Emma gets bored just writing the individual letters and has asked that I just give her words to copy. So, I am going to look into that. Of course, the first word she tried to write in cursive was horse. Go figure.

julie said...

It gets easier after they know the first four letters, because there are two vowels in there. I have a handwriting software program that I use for all their handwriting sheets (it's nice, because they can dictate reports to me that I type into the program, then print it out as a handwriting sheet for them to copy), so I do one day as a lesson to learn the uppercase and lowercase of a letter, the next day a series of nonsense strung together to get them practice chaining the letter (Gagagaga, Baabaabaa, etc.), and then the next days copying words that only have the letters that they know in them (Bag, Game, Age, etc.), until I feel like it's looking pretty good, and then we start again on the next letter.

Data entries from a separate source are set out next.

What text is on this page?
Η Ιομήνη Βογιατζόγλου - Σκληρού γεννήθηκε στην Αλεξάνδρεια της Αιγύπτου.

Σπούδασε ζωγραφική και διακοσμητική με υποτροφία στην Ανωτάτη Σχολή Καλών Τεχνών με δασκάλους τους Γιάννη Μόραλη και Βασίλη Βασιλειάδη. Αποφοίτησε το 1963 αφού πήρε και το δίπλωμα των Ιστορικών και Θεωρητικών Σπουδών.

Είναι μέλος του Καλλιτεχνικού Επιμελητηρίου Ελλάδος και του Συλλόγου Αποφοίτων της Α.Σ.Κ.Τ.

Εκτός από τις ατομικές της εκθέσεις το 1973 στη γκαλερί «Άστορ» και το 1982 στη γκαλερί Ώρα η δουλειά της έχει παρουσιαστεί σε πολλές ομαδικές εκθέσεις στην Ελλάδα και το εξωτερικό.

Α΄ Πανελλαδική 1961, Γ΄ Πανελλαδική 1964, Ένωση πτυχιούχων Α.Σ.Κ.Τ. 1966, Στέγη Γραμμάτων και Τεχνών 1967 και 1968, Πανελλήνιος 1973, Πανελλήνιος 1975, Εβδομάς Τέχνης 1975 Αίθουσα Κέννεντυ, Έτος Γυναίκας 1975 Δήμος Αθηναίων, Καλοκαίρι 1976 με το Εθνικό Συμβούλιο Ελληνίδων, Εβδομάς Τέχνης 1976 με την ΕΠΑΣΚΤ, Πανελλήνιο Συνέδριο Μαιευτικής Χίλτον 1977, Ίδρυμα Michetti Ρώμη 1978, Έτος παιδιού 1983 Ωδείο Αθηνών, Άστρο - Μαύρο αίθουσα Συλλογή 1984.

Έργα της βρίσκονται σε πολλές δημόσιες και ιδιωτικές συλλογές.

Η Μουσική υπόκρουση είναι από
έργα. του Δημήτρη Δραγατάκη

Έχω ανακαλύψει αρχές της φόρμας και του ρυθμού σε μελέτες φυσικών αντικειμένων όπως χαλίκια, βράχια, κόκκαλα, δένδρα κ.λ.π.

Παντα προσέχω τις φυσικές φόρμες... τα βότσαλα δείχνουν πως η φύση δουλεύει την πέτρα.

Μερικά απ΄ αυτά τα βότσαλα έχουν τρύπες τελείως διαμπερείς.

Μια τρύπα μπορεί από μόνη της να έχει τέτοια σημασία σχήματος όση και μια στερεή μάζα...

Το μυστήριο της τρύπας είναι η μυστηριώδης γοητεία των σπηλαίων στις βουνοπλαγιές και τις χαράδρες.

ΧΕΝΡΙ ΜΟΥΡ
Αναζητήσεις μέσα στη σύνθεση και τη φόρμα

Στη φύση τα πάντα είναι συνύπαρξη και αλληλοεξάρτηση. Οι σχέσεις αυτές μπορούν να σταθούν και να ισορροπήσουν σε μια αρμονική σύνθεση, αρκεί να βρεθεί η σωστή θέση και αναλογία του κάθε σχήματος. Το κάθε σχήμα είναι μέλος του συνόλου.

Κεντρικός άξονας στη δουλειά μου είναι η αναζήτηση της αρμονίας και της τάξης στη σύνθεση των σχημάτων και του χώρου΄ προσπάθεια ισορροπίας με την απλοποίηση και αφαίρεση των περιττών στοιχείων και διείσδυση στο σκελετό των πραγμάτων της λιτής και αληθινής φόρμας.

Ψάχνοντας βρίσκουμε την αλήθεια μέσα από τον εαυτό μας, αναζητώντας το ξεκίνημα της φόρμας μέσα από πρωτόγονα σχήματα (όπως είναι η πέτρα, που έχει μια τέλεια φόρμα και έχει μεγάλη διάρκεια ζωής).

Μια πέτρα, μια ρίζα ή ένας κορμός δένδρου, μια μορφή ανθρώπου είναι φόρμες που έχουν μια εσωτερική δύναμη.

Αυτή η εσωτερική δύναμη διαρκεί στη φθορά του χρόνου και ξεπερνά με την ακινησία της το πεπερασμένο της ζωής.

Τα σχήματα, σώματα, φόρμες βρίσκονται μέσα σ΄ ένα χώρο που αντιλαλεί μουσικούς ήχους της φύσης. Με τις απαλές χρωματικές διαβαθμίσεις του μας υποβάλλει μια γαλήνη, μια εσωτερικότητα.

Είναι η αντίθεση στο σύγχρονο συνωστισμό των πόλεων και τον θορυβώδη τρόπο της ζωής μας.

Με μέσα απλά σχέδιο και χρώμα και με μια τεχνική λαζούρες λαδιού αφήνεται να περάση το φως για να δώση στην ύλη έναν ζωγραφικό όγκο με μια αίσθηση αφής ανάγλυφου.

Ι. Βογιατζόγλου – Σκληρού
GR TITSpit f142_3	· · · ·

We're not going to get to "horse" for a loooong time, sigh. Foal, maybe? Gelding?

Tina said...

That's a pretty cool approach to it. The routine of your system/days must be really... relaxing for lack of a better word. Knowing what's coming next and all that. We suck at structure and schedule, but I think with the crazy chaos around here lately, I could really use some. I also think Emma would benefit as well.